8. Une voie fédérale est-elle possible ?

Gérer un ensemble aussi complexe et hétérogène que l’UE requiert un modèle sui generis. Beaucoup d’intérêts sont communs mais ils divergent aussi souvent, ce qui pose la question de l’arbitrage. Le cadre fédéral offre-t-il une option réaliste ? En termes pratiques, l’approche fédérale exige trop d’abandons de souveraineté de la part d’États-nations et la réticence allemande est connue.

Toutefois, le contexte a changé. Confrontée à la sortie de la Grande-Bretagne et face à l’attitude de l’exécutif américain, l’UE est à la croisée des chemins et elle doit s’affirmer sur le plan géopolitique autant que sur le plan interne. La défense est restée jusqu’à maintenant une question marginale, à quelques accords de coopération près. Sécurité intérieure et sécurité extérieure de l’Union, son articulation avec l’OTAN, doivent être repensées. Autre aspect géopolitique, la politique migratoire de l’UE a montré ses limites. 

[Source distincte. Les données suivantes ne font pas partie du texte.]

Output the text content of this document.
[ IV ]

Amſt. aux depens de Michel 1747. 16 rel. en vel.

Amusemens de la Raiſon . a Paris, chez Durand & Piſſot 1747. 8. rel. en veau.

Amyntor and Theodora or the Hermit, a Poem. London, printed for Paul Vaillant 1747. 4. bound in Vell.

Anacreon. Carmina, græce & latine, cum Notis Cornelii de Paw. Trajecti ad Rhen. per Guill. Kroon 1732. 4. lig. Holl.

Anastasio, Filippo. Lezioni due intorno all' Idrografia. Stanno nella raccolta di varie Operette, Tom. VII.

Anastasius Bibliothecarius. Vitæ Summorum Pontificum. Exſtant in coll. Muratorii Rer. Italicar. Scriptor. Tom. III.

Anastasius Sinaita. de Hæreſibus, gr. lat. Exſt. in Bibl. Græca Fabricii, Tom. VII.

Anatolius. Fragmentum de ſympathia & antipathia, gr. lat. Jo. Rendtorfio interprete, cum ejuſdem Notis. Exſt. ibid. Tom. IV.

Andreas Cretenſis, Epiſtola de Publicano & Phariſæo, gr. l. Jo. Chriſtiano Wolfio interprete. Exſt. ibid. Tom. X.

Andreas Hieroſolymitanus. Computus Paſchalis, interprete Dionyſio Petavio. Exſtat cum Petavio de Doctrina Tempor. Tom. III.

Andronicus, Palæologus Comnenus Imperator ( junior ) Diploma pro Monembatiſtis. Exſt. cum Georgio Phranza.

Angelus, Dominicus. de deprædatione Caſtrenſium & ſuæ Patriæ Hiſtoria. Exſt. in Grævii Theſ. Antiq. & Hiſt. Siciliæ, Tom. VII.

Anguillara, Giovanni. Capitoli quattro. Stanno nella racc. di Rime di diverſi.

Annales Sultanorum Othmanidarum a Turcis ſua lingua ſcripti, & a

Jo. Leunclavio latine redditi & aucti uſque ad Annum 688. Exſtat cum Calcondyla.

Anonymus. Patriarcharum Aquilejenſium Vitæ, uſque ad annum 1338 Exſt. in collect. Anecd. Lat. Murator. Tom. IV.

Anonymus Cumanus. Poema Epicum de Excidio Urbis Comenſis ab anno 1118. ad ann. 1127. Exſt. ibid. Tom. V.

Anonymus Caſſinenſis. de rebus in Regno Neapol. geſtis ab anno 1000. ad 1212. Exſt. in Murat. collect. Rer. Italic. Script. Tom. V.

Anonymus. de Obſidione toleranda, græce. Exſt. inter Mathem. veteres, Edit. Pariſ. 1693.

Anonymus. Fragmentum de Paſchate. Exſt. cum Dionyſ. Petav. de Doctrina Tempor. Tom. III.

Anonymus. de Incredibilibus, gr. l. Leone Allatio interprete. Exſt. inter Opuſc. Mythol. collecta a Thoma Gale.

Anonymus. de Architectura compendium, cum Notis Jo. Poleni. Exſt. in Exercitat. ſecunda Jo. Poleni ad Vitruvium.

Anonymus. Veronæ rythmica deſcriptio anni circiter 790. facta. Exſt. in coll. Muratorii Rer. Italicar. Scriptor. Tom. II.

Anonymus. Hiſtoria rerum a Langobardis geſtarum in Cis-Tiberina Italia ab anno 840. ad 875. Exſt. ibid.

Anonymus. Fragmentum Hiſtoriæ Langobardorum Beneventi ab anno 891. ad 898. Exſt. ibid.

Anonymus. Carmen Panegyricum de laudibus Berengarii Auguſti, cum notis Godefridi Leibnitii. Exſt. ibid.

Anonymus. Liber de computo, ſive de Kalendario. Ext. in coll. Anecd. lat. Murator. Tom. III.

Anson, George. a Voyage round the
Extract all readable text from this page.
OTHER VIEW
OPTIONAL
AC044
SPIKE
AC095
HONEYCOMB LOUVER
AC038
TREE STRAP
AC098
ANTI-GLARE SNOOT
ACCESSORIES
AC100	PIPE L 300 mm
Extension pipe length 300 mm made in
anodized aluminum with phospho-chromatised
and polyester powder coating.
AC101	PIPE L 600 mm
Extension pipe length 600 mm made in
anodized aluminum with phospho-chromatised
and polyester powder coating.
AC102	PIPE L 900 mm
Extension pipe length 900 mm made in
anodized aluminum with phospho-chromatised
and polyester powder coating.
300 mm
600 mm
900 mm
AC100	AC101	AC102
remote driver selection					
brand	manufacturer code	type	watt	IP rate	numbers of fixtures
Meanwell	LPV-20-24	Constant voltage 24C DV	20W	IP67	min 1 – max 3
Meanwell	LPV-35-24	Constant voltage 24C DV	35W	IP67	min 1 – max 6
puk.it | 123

Pour cela, le fonctionnement institutionnel de l’UE doit évoluer. Les Traités ont montré leurs limites pendant la crise mais aussi leur souplesse, pour peu qu’il y ait une volonté de les interpréter dans ce sens. Sur ce point, l’état d’esprit dans l’UE a changé et le ‘transformisme’ est dans la nature même du projet européen. Ce serait une première étape avant de recourir à la modification des Traités, une procédure lourde et aléatoire.


L’UE doit se réinventer

La crise de l’euro avait vu se multiplier les jugements sur l’échec inévitable du projet européen, sur l’éclatement imminent de l’union monétaire et de l’UE elle-même. L’Union s’est révélée plus résistante qu’attendu par certains. Elle apparaît même comme un pôle de stabilité mais le statu quo n’est pas pour autant une option durable.

Depuis la création de la Communauté européenne du charbon et de l’acier (CECA) en 1951, crises et périodes de tension ont souvent poussé la Communauté économique européenne (CEE) puis l’UE à se réinventer. La légitimité de cette dernière est aujourd’hui en question et elle doit passer par une refondation.

Soixante ans de construction européenne ont apporté beaucoup aux habitants du Vieux Continent. Il reste difficile de leur expliquer en termes simples et concrets les mérites de l’UE et c’est peut-être le plus grand problème. Le projet européen est de nature politique, c’est une force qui lui a permis de franchir toutes les différentes étapes. C’est aussi une faiblesse car c’est aux Européens eux-mêmes qu’il appartient de définir le parcours futur du projet.

C’est donc bien d’une initiative politique que l’UE a besoin avant tout dans les mois qui viennent. Cette initiative ne rencontrera le succès que si l’UE devient visiblement plus efficace et elle ne contribuera à convaincre que si les griefs de l’opinion sont entendus. L’UE doit montrer qu’elle est un mécanisme de solidarité et de protection autant qu’un marché unique et qu’une zone de libre circulation. L’Europe sociale appartient à la logique des valeurs de la construction européenne.

L’opinion européenne sera reconquise par des réussites concrètes mais aussi, au-delà du succès d’un programme comme Erasmus, par l’action de l’UE sur le front culturel qui contribuera à ré-enchanter l’idée d’Europe.